It was just a matter of time before the dreadful long-term fundamentals of the Japanese economy finally fed through to their currency. It appears that the much better-than-expected October US jobs data has at last done the deed.
The logic of the foreign exchange market is quite simple. A stronger-than-expected US economy means that there is less need for quantitative easing from the Federal Reserve, which is great news for the dollar. The fat got poured on the fire for the yen on Tuesday when the Bank of Japan announced another ¥11 trillion ($90 billion) worth of monetary easing. We are also getting confirmation of this from the Euro, which broke to a multi-month low today.
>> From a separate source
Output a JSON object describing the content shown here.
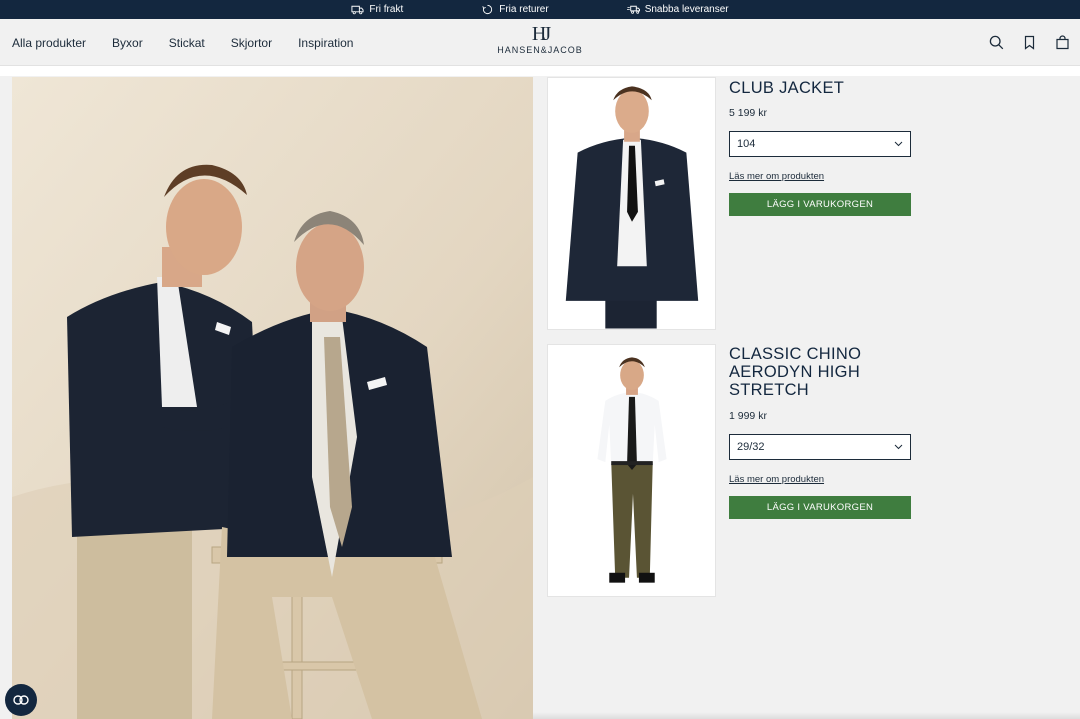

If you had any doubts about this analysis, look no further than the price of gold, which is getting the stuffing knocked out of it today — down $35. Gold without monetary stimulus is just a heavy yellow metal.
This is not just a one-day wonder. I think we are on the cusp of getting a whole raft of positive data points for the US economy (click here for My 2012-13 Stock Market Forecast at). You will see in my Monday letter that I am doubling the number of black swans from four to eight.
I am now getting distress calls in the middle of the night from friends in Japan. They tell me that the Ministry of Finance is calling emergency meetings with the major Japanese government bond syndicates over how to place more paper. It looks like the Mandarins in Tokyo may finally be hitting a wall on how many bonds they can force domestic institutions to buy.
If that is the case, the implications for the global financial system will be momentous. It is a disaster that has been 20 years in the making. Needless to say, this is terrible news for the Japanese yen. For more depth on why you should despise the Japanese yen, please click here for my October 23 piece, “The Fat Lady is Singing for the Japanese Yen”.
There is also a fascinating development unfolding on the charts. Look at the weekly chart below for the (FXY). Now that we have decisively broken through the 50-day moving average, we are clearly targeting the 200-day moving average at $116. I have structured the strikes on my in-the-money bear put spread accordingly.
If you are unable to do my recommended options trade to sell short the yen for any reason, you might look at buying the ProShares Ultra Short Yen ETF (YCS), a 200% leveraged fund that goes up when the Japanese currency goes down.